Fonoimoana also finished seventh in the 100-meter butterfly at Montreal with a time of 1:01.95 in a very close finish, less than a second from contending for a medal. East German Kornelia Ender, 1975 world record holder in the event, took the gold with a 1:00.13, and East German Andrea Pollock took the silver with a time of 1:00.98. American Wendy Boglioli took the bronze with a time of 1:01.17.

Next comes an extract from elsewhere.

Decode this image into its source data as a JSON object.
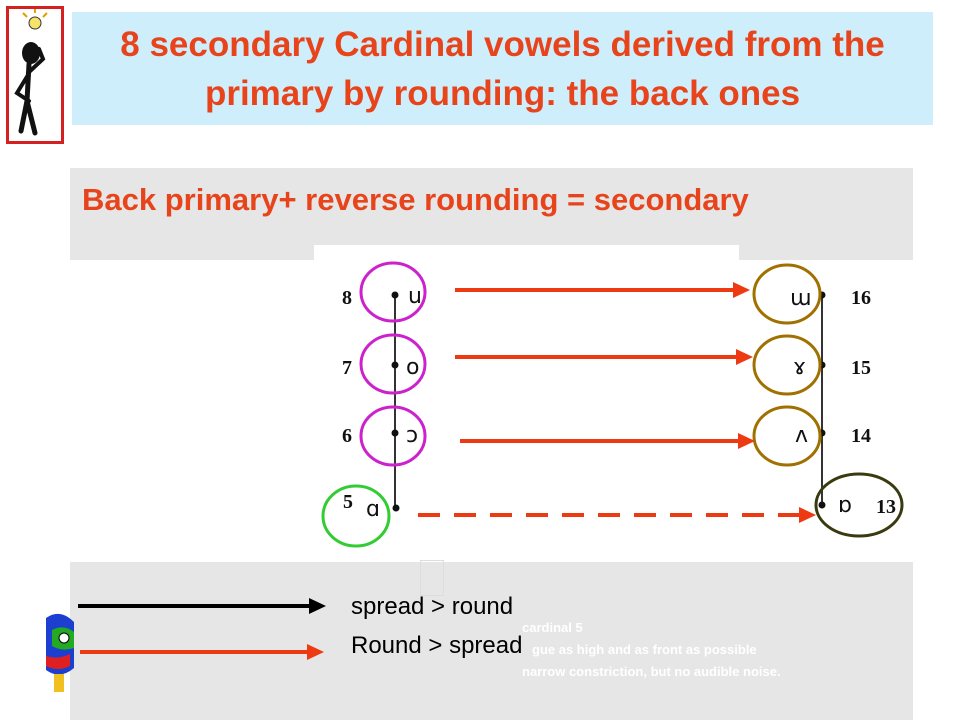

==Brigham Young University==
Fonoimoana entered Brigham Young in 1976, where she was a pre-med major and claimed 11 All-America honors in swimming. A strong women's team with a tradition of winning, the BYU Cougars have captured 18 Big 12 conference titles, and between 1980 and 2013 placed first or second in their conference each year. Fonoimoana held Brigham Young school records in swimming for both the 50, 100, and 200-meter butterfly, and in individual medley for both the 100 and 200-meter events. While competing for the Brigham young team, in individual butterfly and individual-medley events, in 1977-1979 and 1981, as she interrupted her collegiate career to train for the 1980 Summer Olympics but did no compete because of the U.S.-led boycott of the Moscow Games. As a Senior she was selected Outstanding Senior Female Athlete by the Cougar Club and was named to the AIAW All-Region Team. She continued to compete through 1981 but retired after that year.

===Honors===
In November 1973, Fonoimoana received a most improved award in her age group category at an Awards Banquet of the Lakewood Aquatic Club. In recognition of her 1976 Olympic achievements, Fonoimoana was presented a key to the city of Manhattan Beach by a proclamation of the City Council members. She was inducted into the Brigham Young University Hall of Fame in 1991. As a Senior at Brigham Young, Fonoimoana was selected Outstanding Senior Female Athlete by the Cougar Club and was named to the AIAW All-Region Team.

==Post competitive swimming career==
She later worked as a swim coach at UCLA, Los Angeles County lifeguard, a therapist, and a dance instructor. Lelei has also served as a Coach at Surfside Swim Club in Redondo Beach, California.

==Personal life==
She is the sister of fellow Olympian Eric Fonoimoana, and they are of Samoan and Irish descent. She is a member of the Church of Jesus Christ of Latter-day Saints.